Kaspersky Lab oskarża Microsoft o praktyki antykonkurencyjne

Kaspersky Lab oskarża Microsoft o praktyki antykonkurencyjne

Autor: Krzysztof Sulikowski

Opublikowano: 6/6/2017, 3:07 PM

Liczba odsłon: 2395

Kaspersky Internet Security od lat może poszczycić się tytułem lidera ochrony systemów Windows (w ostatnich testach osiągając najwyższy wynik spośród wszystkich pakietów chroniących), jednak nie oznacza to bynajmniej, że jego dostawca jest zadowolony ze środowiska, w którym przyszło mu funkcjonować. Kaspersky Lab niejednokrotnie już oceniał krytycznie politykę Microsoftu, ostatecznie wchodząc na drogę prawną. Jakie zarzuty pod kierunkiem Microsoft wystosował tym razem rosyjski gigant antywirusowy?

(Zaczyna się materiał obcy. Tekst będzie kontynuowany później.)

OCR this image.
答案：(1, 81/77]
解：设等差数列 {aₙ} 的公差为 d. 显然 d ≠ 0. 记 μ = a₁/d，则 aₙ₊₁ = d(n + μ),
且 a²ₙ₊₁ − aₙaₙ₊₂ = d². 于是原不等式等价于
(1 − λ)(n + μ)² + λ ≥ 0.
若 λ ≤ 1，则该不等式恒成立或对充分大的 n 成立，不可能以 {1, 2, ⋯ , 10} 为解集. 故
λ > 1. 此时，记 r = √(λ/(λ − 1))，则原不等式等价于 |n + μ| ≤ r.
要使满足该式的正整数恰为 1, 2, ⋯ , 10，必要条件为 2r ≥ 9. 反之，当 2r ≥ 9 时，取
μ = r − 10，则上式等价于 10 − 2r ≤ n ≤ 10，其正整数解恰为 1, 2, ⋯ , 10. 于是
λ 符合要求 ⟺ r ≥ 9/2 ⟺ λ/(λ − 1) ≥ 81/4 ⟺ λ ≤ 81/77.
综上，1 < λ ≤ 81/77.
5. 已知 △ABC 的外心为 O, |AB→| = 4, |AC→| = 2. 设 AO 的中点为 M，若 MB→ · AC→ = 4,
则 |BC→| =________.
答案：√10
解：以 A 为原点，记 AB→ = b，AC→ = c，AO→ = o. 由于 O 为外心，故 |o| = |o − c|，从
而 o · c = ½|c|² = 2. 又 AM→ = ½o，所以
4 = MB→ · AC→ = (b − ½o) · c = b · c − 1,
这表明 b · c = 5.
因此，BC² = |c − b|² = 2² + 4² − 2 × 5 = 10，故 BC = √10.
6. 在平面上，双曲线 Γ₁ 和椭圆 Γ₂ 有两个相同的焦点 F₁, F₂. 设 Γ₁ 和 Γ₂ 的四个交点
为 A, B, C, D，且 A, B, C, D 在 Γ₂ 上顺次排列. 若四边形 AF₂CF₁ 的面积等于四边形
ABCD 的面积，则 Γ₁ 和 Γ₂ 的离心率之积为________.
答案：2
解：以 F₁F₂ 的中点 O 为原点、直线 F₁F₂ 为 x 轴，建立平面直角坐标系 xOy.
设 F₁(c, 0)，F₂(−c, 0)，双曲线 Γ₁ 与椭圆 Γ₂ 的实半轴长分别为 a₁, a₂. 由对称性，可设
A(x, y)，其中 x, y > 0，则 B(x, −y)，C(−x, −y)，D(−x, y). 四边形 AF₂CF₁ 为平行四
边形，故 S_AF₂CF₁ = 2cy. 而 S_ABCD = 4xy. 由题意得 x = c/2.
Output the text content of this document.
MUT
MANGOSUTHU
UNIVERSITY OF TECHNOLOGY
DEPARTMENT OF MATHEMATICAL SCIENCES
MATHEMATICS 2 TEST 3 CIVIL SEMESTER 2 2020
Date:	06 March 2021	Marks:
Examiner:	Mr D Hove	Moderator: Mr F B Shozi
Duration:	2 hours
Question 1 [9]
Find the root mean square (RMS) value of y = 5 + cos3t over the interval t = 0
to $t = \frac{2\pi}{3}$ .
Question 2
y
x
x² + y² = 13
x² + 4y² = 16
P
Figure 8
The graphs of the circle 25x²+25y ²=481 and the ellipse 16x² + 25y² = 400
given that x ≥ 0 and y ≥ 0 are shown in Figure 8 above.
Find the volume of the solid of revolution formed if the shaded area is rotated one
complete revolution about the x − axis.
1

Kaspersky Lab złożył skargę przeciwko Microsoft do Rosyjskiego Federalnego Urządu Antymonopolowego, w którym twierdzi, że Microsoft jako dostawca Windows 10 korzysta z uprzywilejowanej pozycji, by przekładać swoje własne oprogramowanie antywirusowe nad produkty konkurencyjne. Choć firma z Redmond poczyniła już pewne zmiany po pierwszym wniosku Kaspersky'ego, ten pozostaje nieusatysfakcjonowany. Kaspersky napisał również skargi do Komisji Europejskiej i niemieckiego Federalnego Urządu kartelowego (Bundeskartellamt). "Microsoft używa swojej dominującej pozycji na rynku komputerowych systemów operacyjnych (OS), by zażarcie promować swoje własne - poślednie - oprogramowanie antywirusowe (Windows Defender) zamieniające uprzednio wybrane przez użytkownika rozwiązanie chroniące" - pisze współzałożyciel firmy, Eugene Kaspersky.

Kaspersky

Konkretnym zarzutem postawionym przez Kaspersky Lab jest to, że Microsoft usuwa jego oprogramowanie, gdy użytkownik aktualizuje system do Windows 10, w którym to z kolei domyślnie włącza Windows Defender. Kasperksky skarży się ponadto, że Microsoft daje zbyt mało czasu na pełne przetestowanie ostatnich aktualizacji Windows 10, by móc sprawdzić kompatybilność istniejącego oprogramowania. "Chcemy, by Microsoft przestał wprowadzać w błąd naszych - i nie tylko naszych - użytkowników. Chcemy widzieć, że wszystkie rozwiązania chroniące są w stanie działać na platformie Windows na równych zasadach" - dodaje Kaspersky.

Co na to sam oskarżony? "Głównym celem Microsoft jest chronienie jego klientów. Jesteśmy pewni, że funkcje ochrony w Windows 10 są zgodne z prawem konkurencyjnym. Odpowiemy ponadto na dowolne pytania, jakie mogą mieć organy nadzorujące" - tłumaczy rzecznik Microsoft.